The analysis included 938 patients {median age 68 [interquartile range (IQR) 60-76] years; 96% T3 tumors}. The median RS was 26 (IQR 19-33) and the three RS categories (0-29, 30-40, 41-100) included 65%, 24%, and 11% of patients, respectively. Chemotherapy (CT) use differed significantly between the three RS categories (14%, 36%, and 60%, respectively; P < 0.001). The CT and observation-only groups were imbalanced with worse clinicopathologic characteristics in the former. Among observation-only patients, Kaplan-Meier (KM) estimates for recurrence-free interval (RFI) and CC-specific survival (CCSS) differed significantly between the three RS categories (P < 0.001). Clinical outcomes by treatment (CT versus observation) within each RS category revealed no differences in RFI and CCSS in the RS 0-29 and 30-40 categories. In contrast, in the RS 41-100 category, the difference in RFI trended toward significance (P = 0.066), and for CCSS, a statistically significant difference was observed, with better outcomes among CT-treated patients (P = 0.035).
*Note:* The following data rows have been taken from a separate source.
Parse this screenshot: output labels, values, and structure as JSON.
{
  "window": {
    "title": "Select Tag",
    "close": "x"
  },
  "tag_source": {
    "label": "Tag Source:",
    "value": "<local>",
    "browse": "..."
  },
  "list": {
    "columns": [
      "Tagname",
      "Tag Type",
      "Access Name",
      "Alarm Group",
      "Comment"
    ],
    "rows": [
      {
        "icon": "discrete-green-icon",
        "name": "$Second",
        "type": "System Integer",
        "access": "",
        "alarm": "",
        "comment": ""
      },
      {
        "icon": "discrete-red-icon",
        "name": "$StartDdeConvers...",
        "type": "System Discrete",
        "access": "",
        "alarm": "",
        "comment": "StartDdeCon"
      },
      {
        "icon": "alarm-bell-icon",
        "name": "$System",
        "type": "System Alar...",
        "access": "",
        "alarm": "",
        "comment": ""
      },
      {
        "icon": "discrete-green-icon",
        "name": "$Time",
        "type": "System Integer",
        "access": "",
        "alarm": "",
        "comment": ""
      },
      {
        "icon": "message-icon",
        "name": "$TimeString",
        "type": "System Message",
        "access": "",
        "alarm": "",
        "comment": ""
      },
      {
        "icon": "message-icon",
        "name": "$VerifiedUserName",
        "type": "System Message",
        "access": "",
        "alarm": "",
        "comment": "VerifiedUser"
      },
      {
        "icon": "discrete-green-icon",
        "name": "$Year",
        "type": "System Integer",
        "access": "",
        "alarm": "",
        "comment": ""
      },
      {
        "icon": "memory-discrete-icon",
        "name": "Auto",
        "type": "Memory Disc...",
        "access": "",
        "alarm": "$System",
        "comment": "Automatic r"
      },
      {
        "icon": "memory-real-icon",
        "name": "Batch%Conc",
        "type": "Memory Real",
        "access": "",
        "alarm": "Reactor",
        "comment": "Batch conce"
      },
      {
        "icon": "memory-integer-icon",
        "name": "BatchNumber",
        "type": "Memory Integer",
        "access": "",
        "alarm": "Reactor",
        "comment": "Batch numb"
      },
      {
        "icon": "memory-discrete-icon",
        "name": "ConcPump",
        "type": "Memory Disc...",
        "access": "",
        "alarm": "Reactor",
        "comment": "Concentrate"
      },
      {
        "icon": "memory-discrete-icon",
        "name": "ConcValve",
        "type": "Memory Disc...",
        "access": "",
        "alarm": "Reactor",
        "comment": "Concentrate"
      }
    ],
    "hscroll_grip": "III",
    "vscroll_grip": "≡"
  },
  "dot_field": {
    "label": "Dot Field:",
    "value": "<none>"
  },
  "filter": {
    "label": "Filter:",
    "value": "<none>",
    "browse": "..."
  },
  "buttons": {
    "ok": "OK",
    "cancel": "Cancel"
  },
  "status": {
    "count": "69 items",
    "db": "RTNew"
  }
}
RS results are prognostic in stage II CC. Among RS 41-100 patients, outcomes were better in CT-treated versus observation-only patients despite worse clinicopathologic characteristics, suggesting that CT confers clinical benefit in high-risk patients.
12 基因 Oncotype DX 结肠癌复发评分®结果定量评估 II 期/III 期结肠癌(CC)的复发风险。本真实世界研究调查了纳入复发评分®(RS)结果的 II 期 CC 患者的治疗决策。
这是一项前瞻性设计队列的回顾性分析,纳入了 2011 年 1 月至 2016 年 12 月期间通过 Clalit 进行 12 基因检测且至少有 3 年随访数据的所有 II 期、错配修复功能正常的 CC 患者。
分析纳入了 938 例患者(中位年龄 68 [四分位距(IQR)60-76] 岁;96% T3 肿瘤)。中位 RS 为 26(IQR 19-33),三个 RS 类别(0-29、30-40、41-100)分别包含 65%、24%和 11%的患者。三个 RS 类别之间的化疗(CT)使用率差异显著(分别为 14%、36%和 60%;P < 0.001)。CT 组和观察组之间的临床病理特征不平衡,前者更差。在观察组中,三个 RS 类别之间的无复发生存率(RFI)和结肠癌特异性生存率(CCSS)的 Kaplan-Meier(KM)估计值差异显著(P < 0.001)。在每个 RS 类别内按治疗(CT 与观察组)进行的临床结果显示,RS 0-29 和 30-40 类别之间的 RFI 和 CCSS 无差异。相比之下,在 RS 41-100 类别中,RFI 的差异有统计学意义(P = 0.066),CCSS 也存在统计学差异,CT 治疗患者的结果更好(P = 0.035)。
RS 结果在 II 期 CC 中具有预后意义。在 RS 41-100 患者中,尽管临床病理特征较差,但 CT 治疗与观察组相比,RFI 结果更好,提示 CT 为高危患者带来临床获益。